Ma pensiamo ora, brevemente, ai 100 fuochi da me invocati qui su HR e, recentemente, sul mio libretto Codice giallo: pensiamo a giornalisti che si impegnano seriamente nella cronaca politica e nell’analisi corretta di quanto avviene, anche se sotto la pressione di un governo che sta pensando a leggi liberticide; pensiamo a docenti che in barba alla scuola buona o cattiva si impegnano fortemente, nel loro plesso, nella loro aula, per costruire dei cittadini consapevoli; ai professionisti onesti che vogliono far crescere il paese; ai sanitari che non si risparmiamo per il bene dei pazienti, e non fanno “obiezioni”, e non si impinguano con l’intramoenia; ai poliziotti che si sacrificano, non a quelli che hanno massacrato Cucchi, che sono una minoranza; ai magistrati che non ci pensano minimamente a fare politica (i peggiori) ma a difendere le istituzioni; alle donne attaccate così ferocemente dal ministro Pillon, idem gli omosessuali; al mondo del sociale, le Ong, le cooperative, che si sfiancano da anni per aiutare i deboli, i migranti, i minori disperati e stanno andando incontro a una chiusura epocale; pensiamo anche alla dimensione economica, con le prime inquietanti decisioni del governo…
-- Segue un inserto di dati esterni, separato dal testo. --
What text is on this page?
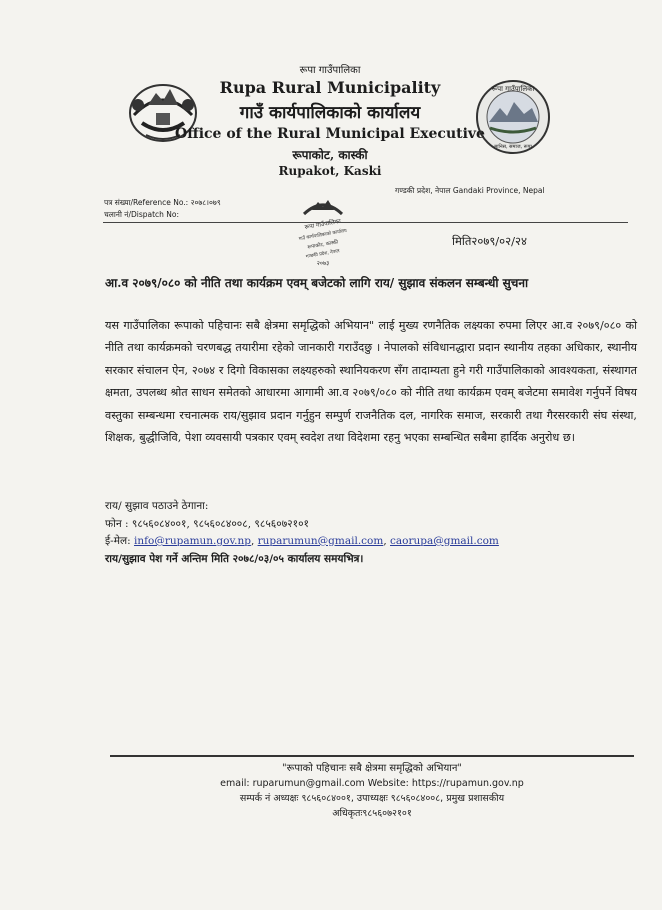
रूपा गाउँपालिका
मानिस, समाज, रूपा
रूपा गाउँपालिका
Rupa Rural Municipality
गाउँ कार्यपालिकाको कार्यालय
Office of the Rural Municipal Executive
रूपाकोट, कास्की
Rupakot, Kaski
गण्डकी प्रदेश, नेपाल Gandaki Province, Nepal
पत्र संख्या/Reference No.: २०७८।०७९
चलानी नं/Dispatch No:
रूपा गाउँपालिका
गाउँ कार्यपालिकाको कार्यालय
रूपाकोट, कास्की
गण्डकी प्रदेश, नेपाल
२०७३
मिति२०७९/०२/२४
आ.व २०७९/०८० को नीति तथा कार्यक्रम एवम् बजेटको लागि राय/ सुझाव संकलन सम्बन्धी सुचना
यस गाउँपालिका रूपाको पहिचानः सबै क्षेत्रमा समृद्धिको अभियान" लाई मुख्य रणनैतिक लक्ष्यका रुपमा लिएर आ.व २०७९/०८० को नीति तथा कार्यक्रमको चरणबद्ध तयारीमा रहेको जानकारी गराउँदछु । नेपालको संविधानद्धारा प्रदान स्थानीय तहका अधिकार, स्थानीय सरकार संचालन ऐन, २०७४ र दिगो विकासका लक्ष्यहरुको स्थानियकरण सँग तादाम्यता हुने गरी गाउँपालिकाको आवश्यकता, संस्थागत क्षमता, उपलब्ध श्रोत साधन समेतको आधारमा आगामी आ.व २०७९/०८० को नीति तथा कार्यक्रम एवम् बजेटमा समावेश गर्नुपर्ने विषय वस्तुका सम्बन्धमा रचनात्मक राय/सुझाव प्रदान गर्नुहुन सम्पुर्ण राजनैतिक दल, नागरिक समाज, सरकारी तथा गैरसरकारी संघ संस्था, शिक्षक, बुद्धीजिवि, पेशा व्यवसायी पत्रकार एवम् स्वदेश तथा विदेशमा रहनु भएका सम्बन्धित सबैमा हार्दिक अनुरोध छ।
राय/ सुझाव पठाउने ठेगाना:
फोन : ९८५६०८४००१, ९८५६०८४००८, ९८५६०७२१०१
ई-मेल: info@rupamun.gov.np, ruparumun@gmail.com, caorupa@gmail.com
राय/सुझाव पेश गर्ने अन्तिम मिति २०७८/०३/०५ कार्यालय समयभित्र।
"रूपाको पहिचानः सबै क्षेत्रमा समृद्धिको अभियान"
email: ruparumun@gmail.com Website: https://rupamun.gov.np
सम्पर्क नं अध्यक्षः ९८५६०८४००१, उपाध्यक्षः ९८५६०८४००८, प्रमुख प्रशासकीय
अधिकृतः९८५६०७२१०१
Eccoli i 100 fuochi, ed eccola la politica liquida (per carità, non voglio convocare Bauman!). Mi pare che fare politica oggi non sia più iscriversi a un partito, andare alle assemblee e votare la cordata meno indecente sperando che poi, di mediazione in mediazione, di compromesso in compromesso, le necessarie politiche che ci hanno convinti, come elettori, siano tutte stravolte.
Mi pare che oggi fare politica sia essere politica. Io voglio “essere politica”, nelle mie competenze (non tanto “con” le mie competenze), nella mia quotidianità, nelle mie relazioni. Io sono politica. E porto la politica – e quindi me stesso – nell’agone della sintesi democratica, che è la vita stessa, il suo divenire, il suo farsi comunità, il suo farsi “politiche” (nel senso di policies). Sì, certo, poi i 100 fuochi dovranno trovare delle sintesi attorno a dei progetti, e questi progetti possono avere la somiglianza ai partiti, nel momento in cui occorre competere, nella contrapposizione democratiche di visioni e linguaggi e destini e valori, con partiti come organizzatori di consenso nel momento elettorale (sì, un po’ come in America…) e con caucus in cui i leader dei 100 fuochi si confrontano, si aggregano o dividono, chiudono la sintesi, fanno la loro proposta. Qui c’è una fortissima elaborazione di idee, una giusta e opportuna partecipazione e, soprattutto, il calo immediato di questo odioso climax contrapposto e identitario. Perché non si tratterebbe più di essere di una data parte, contrapposta a un’altra, ma semplicemente di aderire, quella volta, a un certo programma, salvo cambiare la volta dopo in ragione del mutare storico.
Ripensiamo la politica, ripensiamoci come politica. E morto il PD ce ne faremo una ragione, se solo i 100 fuochi si accenderanno.